Once seen as something that only works on the continent, concerns over rapidly declining soil fertility have fostered a renewed interest in the use of catch crops. Working with catch crop specialists Saaten Union, Elsoms Seeds is making high-performing varieties and proven techniques available to UK farmers and growers. The Summer 2014 edition of the Agronomist and Arable Farmer contains an excellent BASIS training module that provides a wealth of information on this subject and which can be downloaded from this page by kind permission of the publishers.
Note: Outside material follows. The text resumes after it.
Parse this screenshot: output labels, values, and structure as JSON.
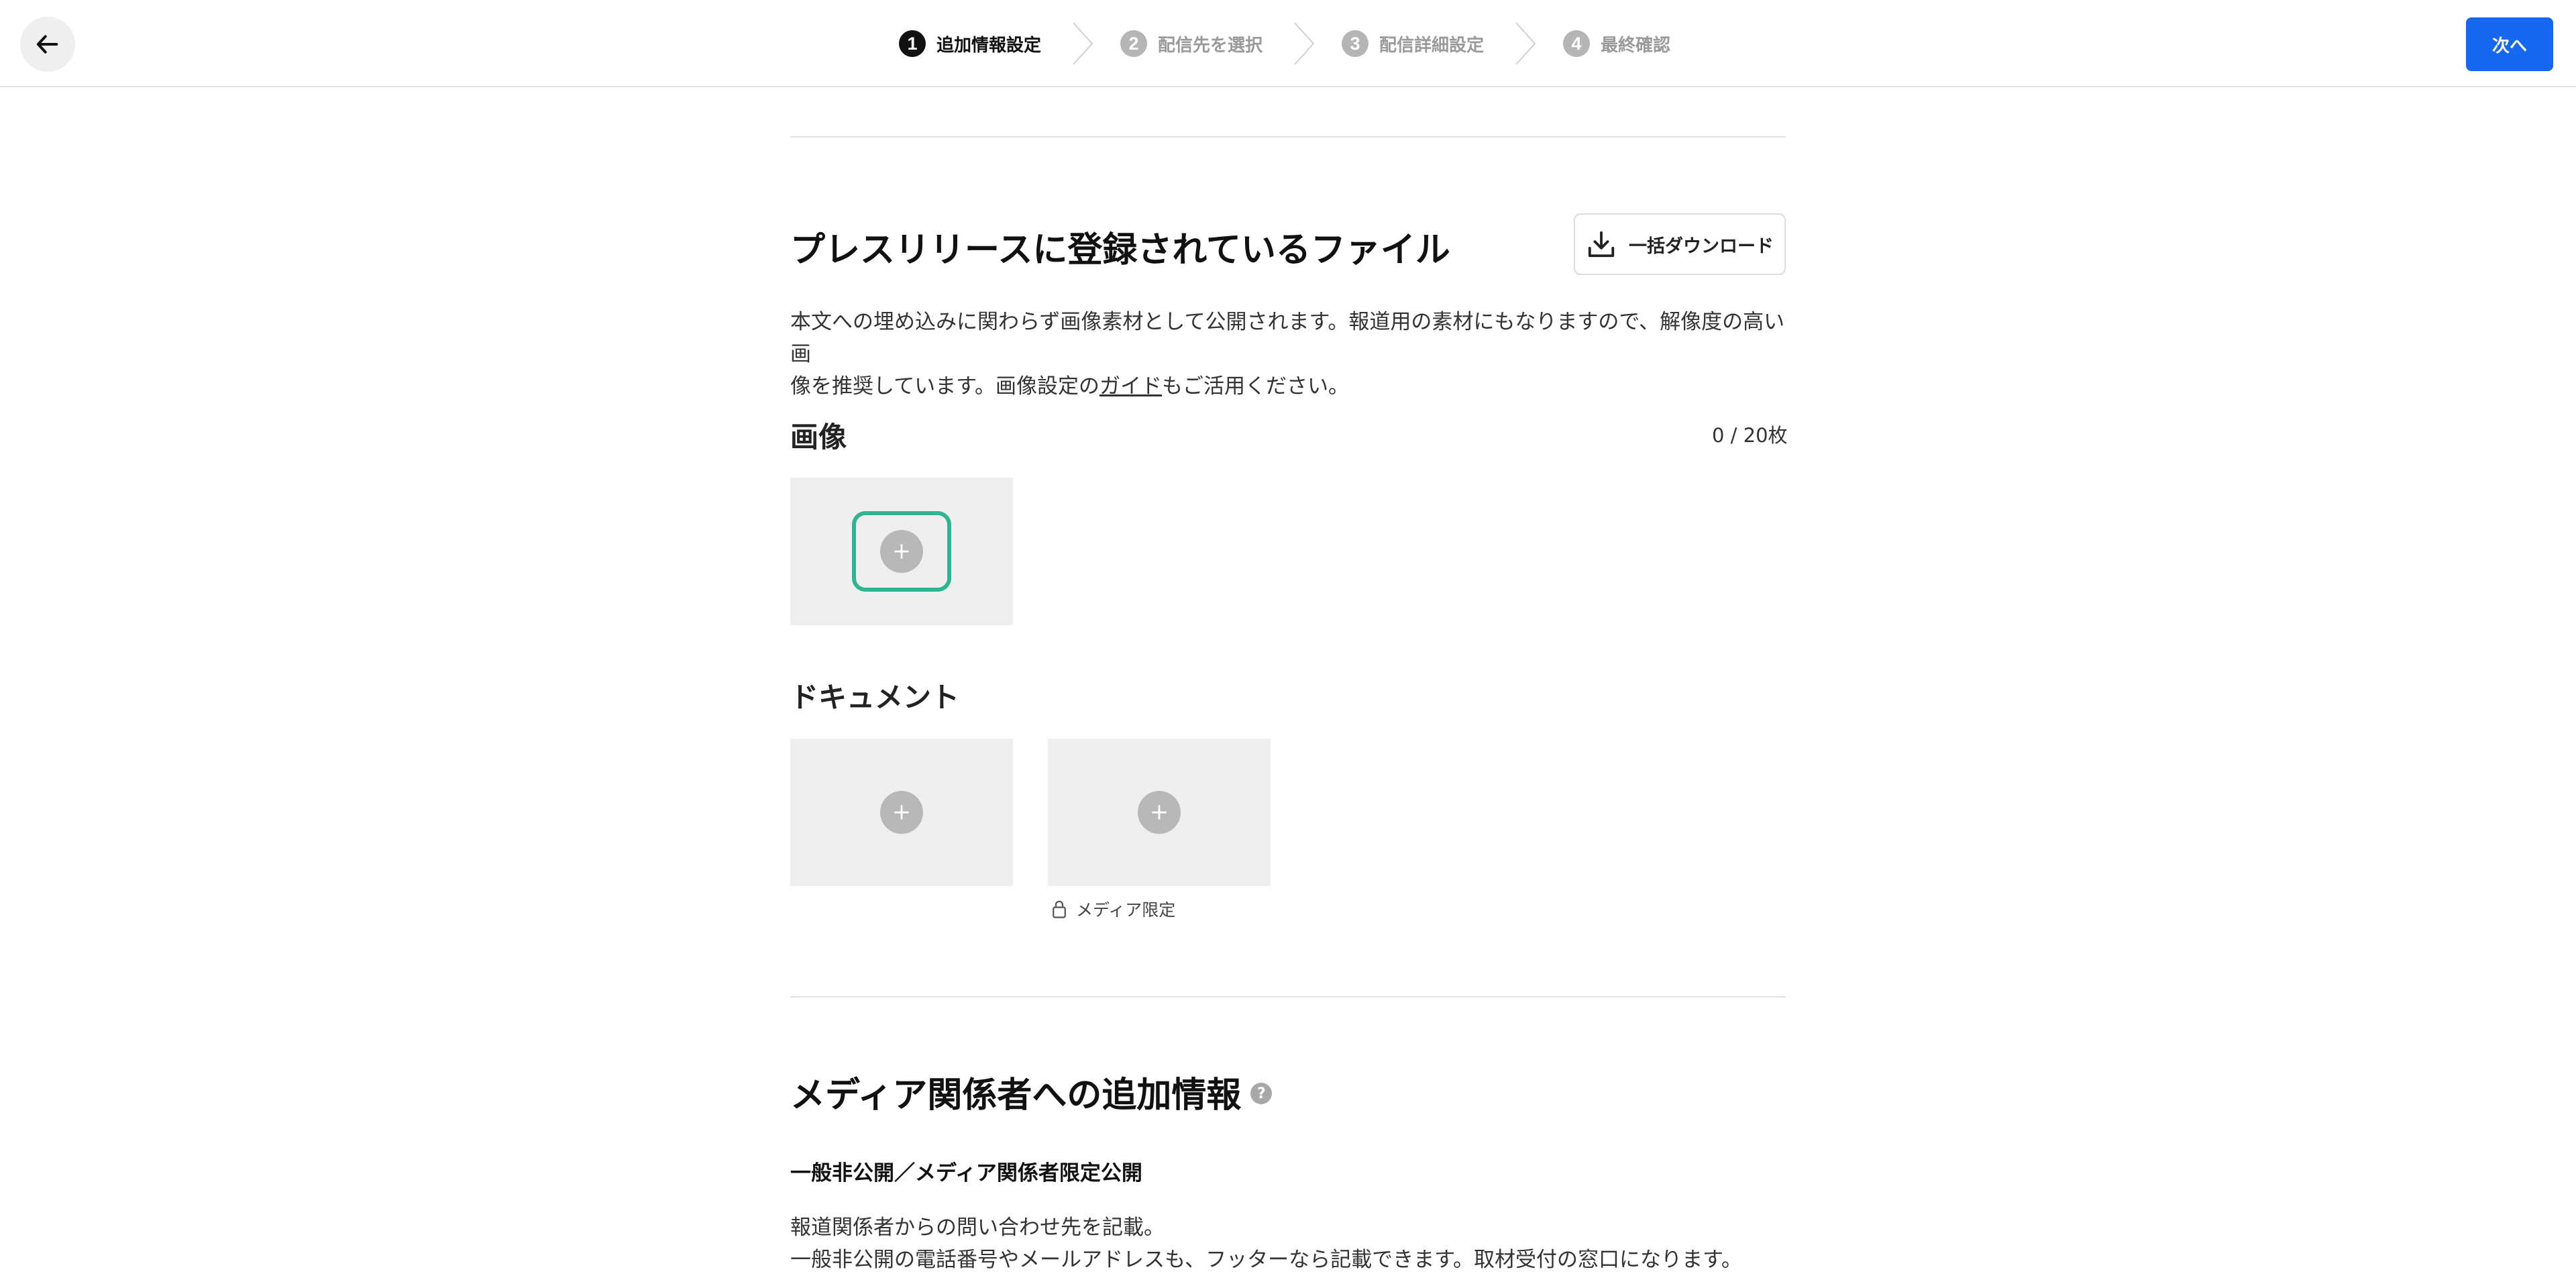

Proposing the use of catch crops in the UK has received, at best, a mixed response over recent years. Typically farmers and agronomists are sceptical as to the claims that have been made regarding the control of soil-borne pests, while rotational and climate differences have made the transfer of catch cropping techniques between the UK and continental Europe difficult to achieve in practice. Not surprisingly then, the use of catch cropping in the UK has remained stuck in its infancy. Despite this, however, major concerns over the impact of intensive arable rotations on soil quality have now resulted in catch cropping attracting a lot of renewed attention as the improvements to soil quality and hence productivity achieved in mainland Europe through catch cropping look increasingly attractive and necessary for maintaining long-term profitability.
WHAT IS CATCH CROPPING?
The aim of catch cropping is to improve overall soil quality. Depending on specific circumstances, biofumigation may play a key role in improving soil quality, and hence yield potential, but is only one of the potential benefits of a catch cropping programme. Catch crops can make as important a contribution to a farm’s overall income as major crop types through their effect on long-term soil quality. The status of soil obviously directly affects the yield potential of the crops that it is used to produce and the objective of growing a catch crop is to improve soil quality and hence yield and income potential. Catch cropping should benefit soil quality by protecting soil against erosion, locking in nitrogen, preventing nutrient loss, promoting biological activity and improving water management, weed control and soil structure. While planting a crop that provides no obvious immediate direct return has proved to be a difficult concept for many farmers, catch crops are widely and successfully used in Germany and the Netherlands to directly improve yields across very intensive agricultural rotations.